Microsoft Research beats rivals with best ever Speech Recognition benchmark score


On the Microsoft Blog Microsoft Research has announced that their AI efforts has hit a new milestone, achieving an industry-leading score of 6.3% Word Error Rate on a standardized speech recognition test, the Switchboard speech recognition task.

“Our best single system achieves an error rate of 6.9% on the NIST 2000 Switchboard set. We believe this is the best performance reported to date for a recognition system not based on system combination. An ensemble of acoustic models advances the state of the art to 6.3% on the Switchboard test data,” the scientist noted in a research paper.

The ultimate goal is to recognize speech as well as any other person, which would make voice assistants such as Cortana even more useful.

“It’s a simple concept, yet it’s very powerful in its impact.  It is about taking the power of human language and applying it more pervasively to all of our computing,” Nadella said at an event earlier this year.
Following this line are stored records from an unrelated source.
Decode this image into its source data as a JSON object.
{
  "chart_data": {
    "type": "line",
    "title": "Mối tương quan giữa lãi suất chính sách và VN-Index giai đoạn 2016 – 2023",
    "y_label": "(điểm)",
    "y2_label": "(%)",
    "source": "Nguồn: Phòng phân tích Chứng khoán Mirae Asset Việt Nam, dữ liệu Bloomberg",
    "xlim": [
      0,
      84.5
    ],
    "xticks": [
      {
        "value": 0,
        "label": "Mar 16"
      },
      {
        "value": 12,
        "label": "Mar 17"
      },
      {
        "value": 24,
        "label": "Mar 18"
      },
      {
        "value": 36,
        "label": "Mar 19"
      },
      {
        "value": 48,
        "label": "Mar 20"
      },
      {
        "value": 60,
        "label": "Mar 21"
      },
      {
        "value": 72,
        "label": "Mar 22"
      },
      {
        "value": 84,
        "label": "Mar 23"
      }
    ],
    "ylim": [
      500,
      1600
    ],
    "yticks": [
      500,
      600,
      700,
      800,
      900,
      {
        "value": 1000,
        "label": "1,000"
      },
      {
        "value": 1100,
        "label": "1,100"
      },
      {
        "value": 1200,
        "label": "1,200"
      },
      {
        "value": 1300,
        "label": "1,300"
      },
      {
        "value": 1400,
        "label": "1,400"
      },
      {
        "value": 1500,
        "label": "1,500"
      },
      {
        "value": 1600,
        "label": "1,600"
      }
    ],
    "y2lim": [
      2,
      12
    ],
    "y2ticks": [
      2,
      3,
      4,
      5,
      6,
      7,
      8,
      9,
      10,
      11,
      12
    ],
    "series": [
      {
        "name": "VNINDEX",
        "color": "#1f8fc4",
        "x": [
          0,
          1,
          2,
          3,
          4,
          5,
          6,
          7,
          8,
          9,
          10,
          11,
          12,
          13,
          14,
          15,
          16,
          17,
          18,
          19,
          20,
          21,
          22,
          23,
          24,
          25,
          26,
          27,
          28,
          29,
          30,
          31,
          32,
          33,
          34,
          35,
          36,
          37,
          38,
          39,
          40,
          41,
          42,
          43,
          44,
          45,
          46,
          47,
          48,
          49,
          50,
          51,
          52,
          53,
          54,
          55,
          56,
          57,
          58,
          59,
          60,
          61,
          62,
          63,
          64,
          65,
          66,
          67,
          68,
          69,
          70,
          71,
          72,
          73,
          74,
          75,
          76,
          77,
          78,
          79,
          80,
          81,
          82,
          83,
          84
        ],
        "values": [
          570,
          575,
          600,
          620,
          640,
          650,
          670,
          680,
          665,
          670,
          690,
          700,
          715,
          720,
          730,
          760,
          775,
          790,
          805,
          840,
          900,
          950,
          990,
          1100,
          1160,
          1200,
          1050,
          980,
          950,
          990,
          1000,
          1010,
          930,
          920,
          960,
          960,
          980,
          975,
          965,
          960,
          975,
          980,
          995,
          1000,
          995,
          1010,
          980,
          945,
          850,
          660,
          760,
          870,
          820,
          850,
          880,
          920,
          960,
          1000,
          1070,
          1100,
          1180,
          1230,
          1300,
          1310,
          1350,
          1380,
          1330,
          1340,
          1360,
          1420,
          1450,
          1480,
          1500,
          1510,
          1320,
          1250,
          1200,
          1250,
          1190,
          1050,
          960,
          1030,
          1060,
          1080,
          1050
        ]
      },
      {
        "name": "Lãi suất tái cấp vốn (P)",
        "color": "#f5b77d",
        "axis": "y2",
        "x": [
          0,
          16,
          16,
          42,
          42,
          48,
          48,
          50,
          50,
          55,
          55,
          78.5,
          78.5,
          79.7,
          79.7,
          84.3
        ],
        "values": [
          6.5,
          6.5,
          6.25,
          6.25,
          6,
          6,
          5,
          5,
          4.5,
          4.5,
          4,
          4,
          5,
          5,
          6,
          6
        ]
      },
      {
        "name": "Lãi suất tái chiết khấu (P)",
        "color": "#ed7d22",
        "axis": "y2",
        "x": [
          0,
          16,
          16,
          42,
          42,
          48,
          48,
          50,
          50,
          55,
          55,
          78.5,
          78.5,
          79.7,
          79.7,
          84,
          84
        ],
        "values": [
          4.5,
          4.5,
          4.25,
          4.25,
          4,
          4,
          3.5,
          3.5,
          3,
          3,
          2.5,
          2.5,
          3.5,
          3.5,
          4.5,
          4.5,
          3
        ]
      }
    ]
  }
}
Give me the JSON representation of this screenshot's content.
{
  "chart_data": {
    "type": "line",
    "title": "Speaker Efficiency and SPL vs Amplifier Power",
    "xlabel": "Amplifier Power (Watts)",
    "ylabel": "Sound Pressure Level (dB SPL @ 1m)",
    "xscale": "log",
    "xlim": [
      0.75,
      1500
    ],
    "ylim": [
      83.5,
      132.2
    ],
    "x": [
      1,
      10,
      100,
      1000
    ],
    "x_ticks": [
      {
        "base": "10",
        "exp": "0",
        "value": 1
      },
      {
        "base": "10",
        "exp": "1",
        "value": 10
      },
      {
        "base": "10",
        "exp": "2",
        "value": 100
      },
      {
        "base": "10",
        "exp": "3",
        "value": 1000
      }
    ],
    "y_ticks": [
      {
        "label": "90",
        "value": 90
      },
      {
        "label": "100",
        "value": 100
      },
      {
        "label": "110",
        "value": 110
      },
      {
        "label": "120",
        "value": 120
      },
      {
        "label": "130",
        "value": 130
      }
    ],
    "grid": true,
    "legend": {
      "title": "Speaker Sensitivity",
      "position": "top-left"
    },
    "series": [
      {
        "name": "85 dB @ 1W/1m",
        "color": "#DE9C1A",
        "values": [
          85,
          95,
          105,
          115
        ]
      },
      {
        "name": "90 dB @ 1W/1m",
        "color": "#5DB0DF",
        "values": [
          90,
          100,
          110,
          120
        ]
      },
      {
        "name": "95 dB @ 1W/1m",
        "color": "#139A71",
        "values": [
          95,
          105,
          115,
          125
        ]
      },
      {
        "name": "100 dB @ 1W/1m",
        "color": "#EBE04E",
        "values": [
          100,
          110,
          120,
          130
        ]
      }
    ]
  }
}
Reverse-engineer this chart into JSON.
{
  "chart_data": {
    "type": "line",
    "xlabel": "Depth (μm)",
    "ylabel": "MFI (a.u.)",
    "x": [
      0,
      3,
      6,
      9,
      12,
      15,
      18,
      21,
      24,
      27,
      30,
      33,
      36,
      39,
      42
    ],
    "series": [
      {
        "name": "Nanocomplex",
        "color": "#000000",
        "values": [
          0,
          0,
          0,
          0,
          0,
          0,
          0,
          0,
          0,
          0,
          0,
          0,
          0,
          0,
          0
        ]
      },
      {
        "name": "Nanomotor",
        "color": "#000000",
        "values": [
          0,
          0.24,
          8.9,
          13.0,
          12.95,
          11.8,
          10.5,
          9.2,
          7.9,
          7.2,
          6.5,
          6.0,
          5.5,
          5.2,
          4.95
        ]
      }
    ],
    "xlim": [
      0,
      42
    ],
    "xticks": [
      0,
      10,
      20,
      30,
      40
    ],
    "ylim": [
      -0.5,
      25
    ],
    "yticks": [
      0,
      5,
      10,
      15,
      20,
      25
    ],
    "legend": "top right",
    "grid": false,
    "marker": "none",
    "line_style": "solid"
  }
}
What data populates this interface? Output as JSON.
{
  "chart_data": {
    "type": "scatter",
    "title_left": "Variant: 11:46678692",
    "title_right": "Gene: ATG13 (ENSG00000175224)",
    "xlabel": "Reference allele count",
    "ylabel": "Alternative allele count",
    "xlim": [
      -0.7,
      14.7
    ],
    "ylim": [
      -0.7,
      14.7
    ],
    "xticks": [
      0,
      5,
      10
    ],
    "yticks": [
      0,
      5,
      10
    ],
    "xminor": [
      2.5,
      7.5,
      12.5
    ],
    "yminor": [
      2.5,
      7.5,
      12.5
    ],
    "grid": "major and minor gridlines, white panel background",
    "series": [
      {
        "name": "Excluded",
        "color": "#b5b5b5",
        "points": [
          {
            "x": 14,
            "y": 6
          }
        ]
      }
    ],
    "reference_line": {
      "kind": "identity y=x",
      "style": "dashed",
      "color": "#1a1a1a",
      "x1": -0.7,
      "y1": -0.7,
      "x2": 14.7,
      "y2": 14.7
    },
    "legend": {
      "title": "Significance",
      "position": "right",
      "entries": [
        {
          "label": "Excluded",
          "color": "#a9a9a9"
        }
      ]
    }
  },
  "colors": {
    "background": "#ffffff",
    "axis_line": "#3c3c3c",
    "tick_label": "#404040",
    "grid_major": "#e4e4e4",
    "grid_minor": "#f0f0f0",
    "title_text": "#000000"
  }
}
Geoffrey Zweig, principal researcher and manager of Microsoft’s  Speech & Dialog research group,  led the Switchboard speech recognition effort.  He attributes the company’s industry-leading speech recognition results to the skills of its researchers, which led to the development of new training algorithms, highly optimized convolutional and recurrent neural net models, and the development of tools like the Computational Network  Toolkit.  CNTK implements sophisticated optimizations that enable deep learning algorithms to run an order of magnitude faster than before. A key step forward was a breakthrough for parallel training on graphics processing units, or GPUs..

“The research team we’ve assembled brings to bear a century of industrial speech R&D experience to push the state of the art in speech recognition technologies,” Zweig said.

“This new milestone benefited from a wide range of new technologies developed by the AI community from many different organizations over the past 20 years,” said Xuedong Huang, Microsoft’s chief speech scientist.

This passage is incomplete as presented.